Bonjour à toutes et à tous !

Il y a quelques semaines, je sortais de mes sentiers battus musicaux pour vous parler de La vraie vie de Bigflo & Oli. Aujourd’hui, je retourne dans le monde du rap français pour vous parler de mon artiste préféré en la matière : Orelsan. Malgré un énorme coup de cœur pour son single La Terre est ronde en 2011, je ne me suis intéressé à sa discographie qu’au début de cette année et ça a été une véritable révélation pour moi. C’est même grâce à lui que je me suis ouvert au rap français, genre que je dénigrais facilement auparavant, et plus généralement à la musique française. Ses deux premiers albums solo, Perdu d’avance (2009) et Le chant des sirènes (2011), ainsi que ses deux albums avec Gringe pour les Casseurs Flowters, Orelsan et Gringe sont les Casseurs Flowters (2013) et Comment c’est loin (2015), tournent depuis des mois en boucle dans mes oreilles. Mais là n’est pas le sujet puisque l’album qui va être à l’honneur en ce jour est La fête est finie, son troisième album solo sorti le 20 octobre dernier.

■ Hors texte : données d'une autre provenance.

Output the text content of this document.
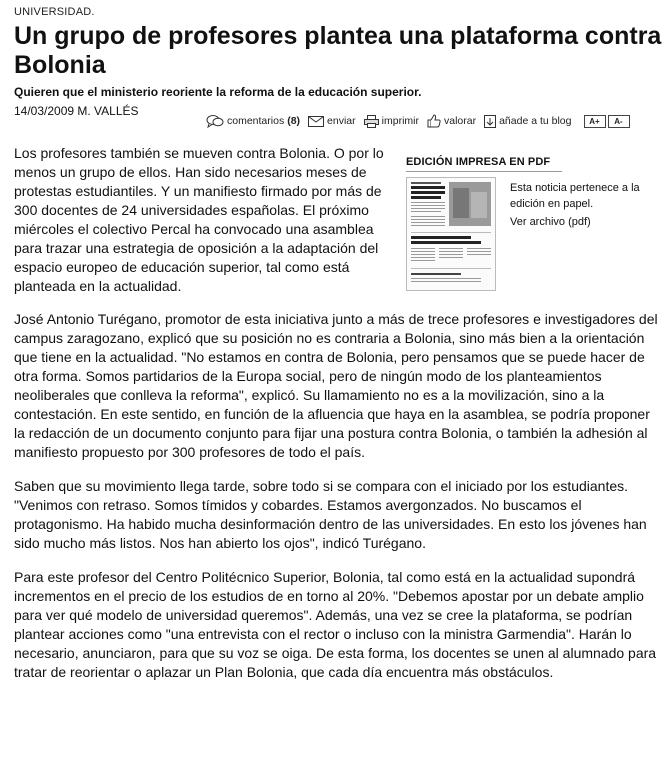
UNIVERSIDAD.
Un grupo de profesores plantea una plataforma contra Bolonia
Quieren que el ministerio reoriente la reforma de la educación superior.
14/03/2009 M. VALLÉS
comentarios (8)	enviar imprimir valorar añade a tu blog	A+	A-

Los profesores también se mueven contra Bolonia. O por lo menos un grupo de ellos. Han sido necesarios meses de protestas estudiantiles. Y un manifiesto firmado por más de 300 docentes de 24 universidades españolas. El próximo miércoles el colectivo Percal ha convocado una asamblea para trazar una estrategia de oposición a la adaptación del espacio europeo de educación superior, tal como está planteada en la actualidad.

EDICIÓN IMPRESA EN PDF
Esta noticia pertenece a la edición en papel.
Ver archivo (pdf)

José Antonio Turégano, promotor de esta iniciativa junto a más de trece profesores e investigadores del campus zaragozano, explicó que su posición no es contraria a Bolonia, sino más bien a la orientación que tiene en la actualidad. "No estamos en contra de Bolonia, pero pensamos que se puede hacer de otra forma. Somos partidarios de la Europa social, pero de ningún modo de los planteamientos neoliberales que conlleva la reforma", explicó. Su llamamiento no es a la movilización, sino a la contestación. En este sentido, en función de la afluencia que haya en la asamblea, se podría proponer la redacción de un documento conjunto para fijar una postura contra Bolonia, o también la adhesión al manifiesto propuesto por 300 profesores de todo el país.

Saben que su movimiento llega tarde, sobre todo si se compara con el iniciado por los estudiantes. "Venimos con retraso. Somos tímidos y cobardes. Estamos avergonzados. No buscamos el protagonismo. Ha habido mucha desinformación dentro de las universidades. En esto los jóvenes han sido mucho más listos. Nos han abierto los ojos", indicó Turégano.

Para este profesor del Centro Politécnico Superior, Bolonia, tal como está en la actualidad supondrá incrementos en el precio de los estudios de en torno al 20%. "Debemos apostar por un debate amplio para ver qué modelo de universidad queremos". Además, una vez se cree la plataforma, se podrían plantear acciones como "una entrevista con el rector o incluso con la ministra Garmendia". Harán lo necesario, anunciaron, para que su voz se oiga. De esta forma, los docentes se unen al alumnado para tratar de reorientar o aplazar un Plan Bolonia, que cada día encuentra más obstáculos.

Son retour tant attendu est-il concluant ? Réponse tout de suite.

 

« ORELSAN PART. 3 »

C’est sur le sombre mais accrocheur San que l’album s’ouvre, un titre introspectif où le rappeur fait le point sur sa situation, sa vie personnelle, sa carrière et sa façon de penser. Il apparaît alors tout de suite que La fête est finie, qu’il qualifie de « dernier volet d’la saga », incarne la maturation du personnage. Orelsan a changé et l’adolescent rebelle et immature de Perdu d’avance a laissé place à un homme toujours aussi cynique et désabusé mais plus mature. Le deuxième très bon morceau éponyme, La fête est finie, va ainsi dans ce sens : le « jeune cool » qui passait son temps à faire la fête et à s’amuser est devenu plus sérieux, à tel point qu’il apparaît désormais comme « l’oncle bizarre » qui cherche à « rester d’actualité ». C’est dans le morceau qui clôture ce troisième album que ce point atteint son paroxysme, la percutante Notes pour trop tard (feat. Ibeyi), chanson à la fois calme et mélancolique dans laquelle il nous invite tout comme lui à mettre notre vie en perspective et à nous interroger sur toutes les situations dans lesquelles on a pu se trouver. Avec son titre fondé sur un jeu de mot, il achève néanmoins l’expérience sur une note d’espoir en nous incitant à relativiser toutes les mauvaises choses auxquelles on a pu être confrontés.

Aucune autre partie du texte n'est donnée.